Someone started to shove me farther with his hands.
"No!" I shouted, the distorted echo unintelligible even to me and barely heard in the room below. Someone understood, though, and the hands locked instead into a platform against which my feet could push in the cautious increments which the narrow passage required.
Sliding up the tube, the concrete hurt everywhere it rubbed me. The rush of blood to my head must have dulled the pain when I crawled downward. My right arm had no strength and my legs, as the knees cramped themselves within the flue, could no longer thrust with any strength.
For a moment, the touch of the tank lord's lifted hands left my soles. I was wedged too tightly to slip back, but I could no more have climbed higher in the flue than I could have shattered the concrete that trapped me. Above, partly blocked by my loosely-waving arm, was a dim circle of the sky.
Hands gripped my feet and shoved upward with a firm, inexorable pressure that was now my only chance of success. Lord Curran, standing on his leader's shoulders, lifted me until my hand reached the outer lip. With a burst of hysterical strength, I dragged the rest of my body free.

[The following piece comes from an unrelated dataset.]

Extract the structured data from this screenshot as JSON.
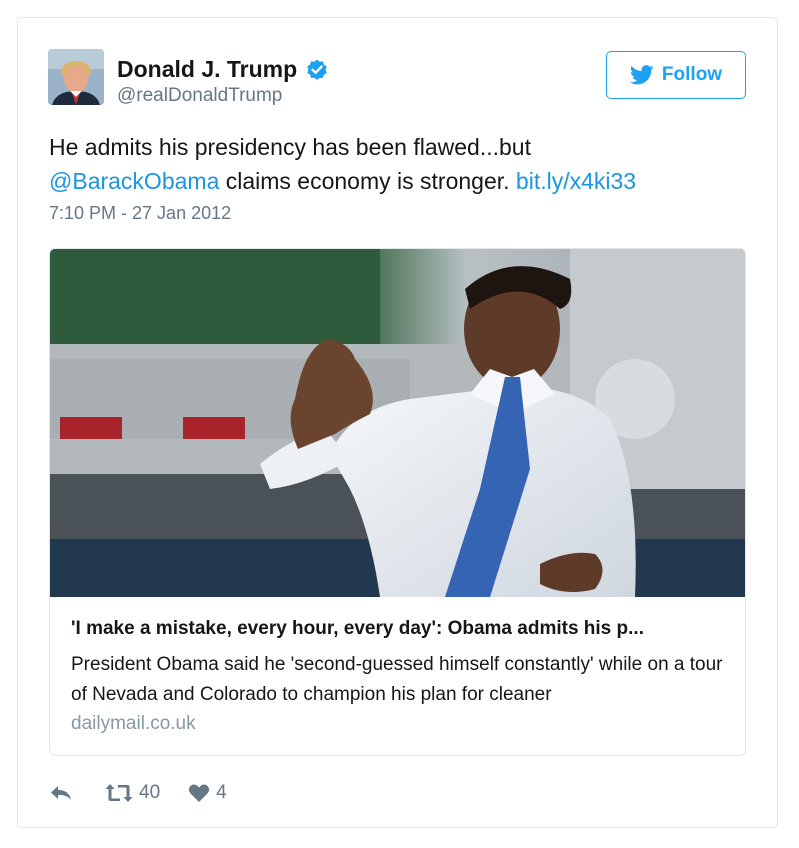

It took me almost a minute to put my trousers on. The time was not wasted. If I had tried to jump down to the wall without resting, my muscles would have let me tumble all the way into the courtyard—probably with enough noise to bring an immediate storm of gunfire from the Baron's soldiers.

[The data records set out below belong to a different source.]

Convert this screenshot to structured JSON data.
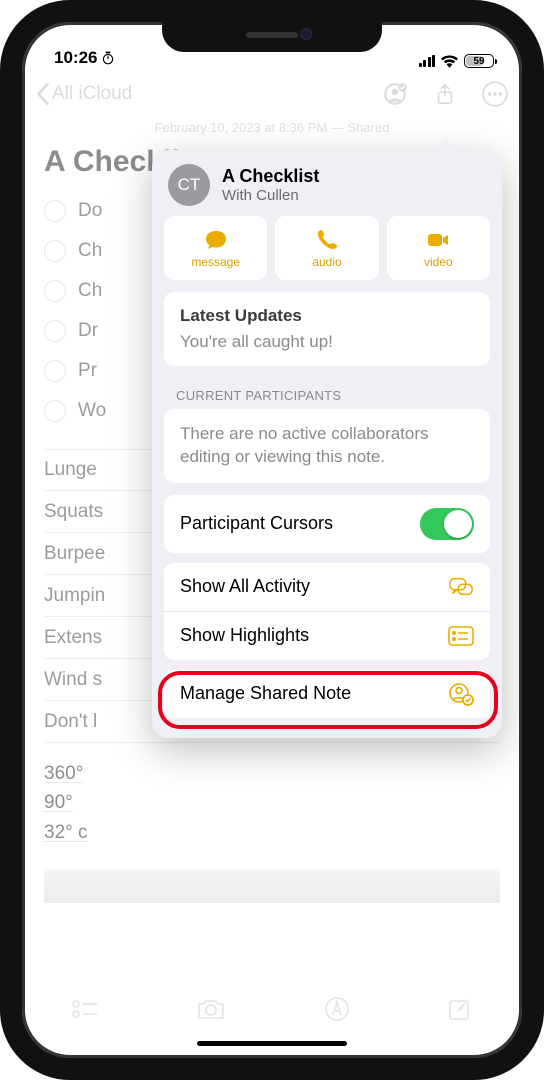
{
  "status": {
    "time": "10:26",
    "battery": "59"
  },
  "nav": {
    "back_label": "All iCloud"
  },
  "meta": {
    "line": "February 10, 2023 at 8:36 PM — Shared"
  },
  "note": {
    "title": "A Checklist",
    "items": [
      "Do",
      "Ch",
      "Ch",
      "Dr",
      "Pr",
      "Wo"
    ],
    "table_rows": [
      "Lunge",
      "Squats",
      "Burpee",
      "Jumpin",
      "Extens",
      "Wind s",
      "Don't l"
    ],
    "numbers": [
      "360°",
      "90°",
      "32° c"
    ]
  },
  "popover": {
    "avatar_initials": "CT",
    "title": "A Checklist",
    "subtitle": "With Cullen",
    "comm": {
      "message": "message",
      "audio": "audio",
      "video": "video"
    },
    "updates": {
      "header": "Latest Updates",
      "body": "You're all caught up!"
    },
    "participants_label": "CURRENT PARTICIPANTS",
    "participants_body": "There are no active collaborators editing or viewing this note.",
    "rows": {
      "cursors": "Participant Cursors",
      "activity": "Show All Activity",
      "highlights": "Show Highlights",
      "manage": "Manage Shared Note"
    }
  }
}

The light within the gatehouse must have been visible as glimmers through the same cracks in the shutters which the tank lords used to desperately survey their position. That meant the Baron's men would be even more alert . . . but also, that their attention would be focused even more firmly on the second-floor windows—rather than on the wall adjacent to the gatehouse.
No one shot at me as I crawled backwards from the roof, pressing myself against the concrete and then stone hard enough to scrape skin that had not been touched by the flue.
The key to the tank hatches was in my mouth, the only place from which I could not lose it—while I lived.
My knees and elbows were bloody from the flue already, but the open sky was a relief as I wormed my way across the top of the wall. The moments I had been stuck in a concrete tube more strait than a coffin convinced me that there were worse deaths than a bullet.
Or even than by torture, unless the Baron decided to bury me alive.
I paused on my belly where the wall mated with the corner of the West Wing. I knew there were gunmen waiting at the windows a few meters away. They could not see me, but they might well hear the thump of my feet on the courtyard's compacted surface.
There was no better place to descend. Climbing up to the roofs of the palace would only delay my danger, while the greater danger rushed forward on the air cushion vehicles of the Lightning Division.